Naquela ocasião, começaram os festivais de cinema de Havana. Acredito que seja um momento glorioso do cinema brasileiro e argentino. É a época de A história oficial, deÚltimos dias da vítima, com Frederico Luppi, inspirado em um romance de José Pablo Feinmann, isto é, havia de tudo no cinema argentino. E estávamos muito na onda latino-americana.

Também é a época em que nos permitem descobrir a salsa. A salsa em Cuba esteve marginalizada porque se considerava que era um roubo à música cubana, o que não certo, é uma amplificação das sonoridades e das potencialidades da música cubana em sua fusão com outras músicas de seu contexto, de seu contexto caribenho. Músicas dominicanas, porto-riquenhas, latinas de Nova York, panamenhas. Sou absolutamente fanático por Rubén Blades e Willie Colón.

E você falava sobre o beisebol. Qual relação você tem com o beisebol cubano? Já se vão 55 anos da Revolução e alguns menos de bloqueio, e vocês são fanáticos pelo mesmo esporte que os norte-americanos.

Existe uma razão histórica. O beisebol entra em Cuba vindo dos Estados Unidos na metade do século XIX e é adotado pelos cubanos como um elemento de modernidade e de antiespanholismo. Foi uma forma de se opor ao atraso espanhol com algo que vinha dos países desenvolvidos do norte. E a partir daí começa a ter uma relação muito dinâmica com a sociedade cubana, começa a fazer parte da cultura cubana por muitas razões.

Tenho escrito um ensaio difícil de sintetizar. Mas existe um elemento que é muito importante e que começa a ser praticado pelos jovens burgueses que estudavam nos Estados Unidos e voltavam a Cuba. Mas, desses jovens, ele passa à classe média. E quando passa da classe média às classes populares, imediatamente produz um fenômeno que é muito importante.

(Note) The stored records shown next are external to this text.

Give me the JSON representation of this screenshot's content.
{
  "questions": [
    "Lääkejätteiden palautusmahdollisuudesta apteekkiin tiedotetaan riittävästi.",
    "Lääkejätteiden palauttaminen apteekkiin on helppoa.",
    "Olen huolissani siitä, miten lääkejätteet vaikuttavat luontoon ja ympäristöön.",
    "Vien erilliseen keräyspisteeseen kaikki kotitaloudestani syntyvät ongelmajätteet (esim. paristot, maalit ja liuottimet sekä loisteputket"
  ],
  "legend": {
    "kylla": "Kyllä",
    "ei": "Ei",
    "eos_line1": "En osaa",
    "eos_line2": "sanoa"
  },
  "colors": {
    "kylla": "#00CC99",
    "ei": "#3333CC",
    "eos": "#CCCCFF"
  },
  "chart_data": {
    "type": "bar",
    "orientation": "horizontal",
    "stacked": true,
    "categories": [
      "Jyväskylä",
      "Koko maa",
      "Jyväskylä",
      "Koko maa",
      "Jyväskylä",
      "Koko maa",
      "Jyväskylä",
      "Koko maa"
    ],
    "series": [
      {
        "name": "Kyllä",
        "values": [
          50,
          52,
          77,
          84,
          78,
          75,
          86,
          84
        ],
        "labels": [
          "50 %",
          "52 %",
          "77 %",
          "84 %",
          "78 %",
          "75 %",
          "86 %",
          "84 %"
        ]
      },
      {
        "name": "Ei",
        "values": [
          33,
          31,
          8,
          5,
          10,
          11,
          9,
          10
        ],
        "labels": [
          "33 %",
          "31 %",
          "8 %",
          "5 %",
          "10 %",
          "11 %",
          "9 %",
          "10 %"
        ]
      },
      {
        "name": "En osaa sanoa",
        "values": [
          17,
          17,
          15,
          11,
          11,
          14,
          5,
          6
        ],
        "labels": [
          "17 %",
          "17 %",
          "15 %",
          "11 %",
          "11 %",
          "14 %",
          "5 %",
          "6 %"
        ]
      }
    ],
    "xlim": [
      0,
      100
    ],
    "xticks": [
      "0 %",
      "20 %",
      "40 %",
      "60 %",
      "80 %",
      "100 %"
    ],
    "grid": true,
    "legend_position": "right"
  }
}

Para jogar beisebol, é preciso ter 18 pessoas. Naquela época, 20. Imediatamente, tiveram que começar a procurar jogadores e, quando acabavam os brancos, tinham que jogar com os negros. Por isso, o beisebol foi um elemento importantíssimo na integração étnica cubana por meio de uma manifestação esportiva e cultural.

Leonardo, vejo que sua mulher aparece ali para avisar alguma coisa. Quer dizer que terminamos porque o barbeiro chegou?

E toca duas vezes. Aqui o carteiro toca uma. O barbeiro toca duas. O barbeiro toca duas vezes.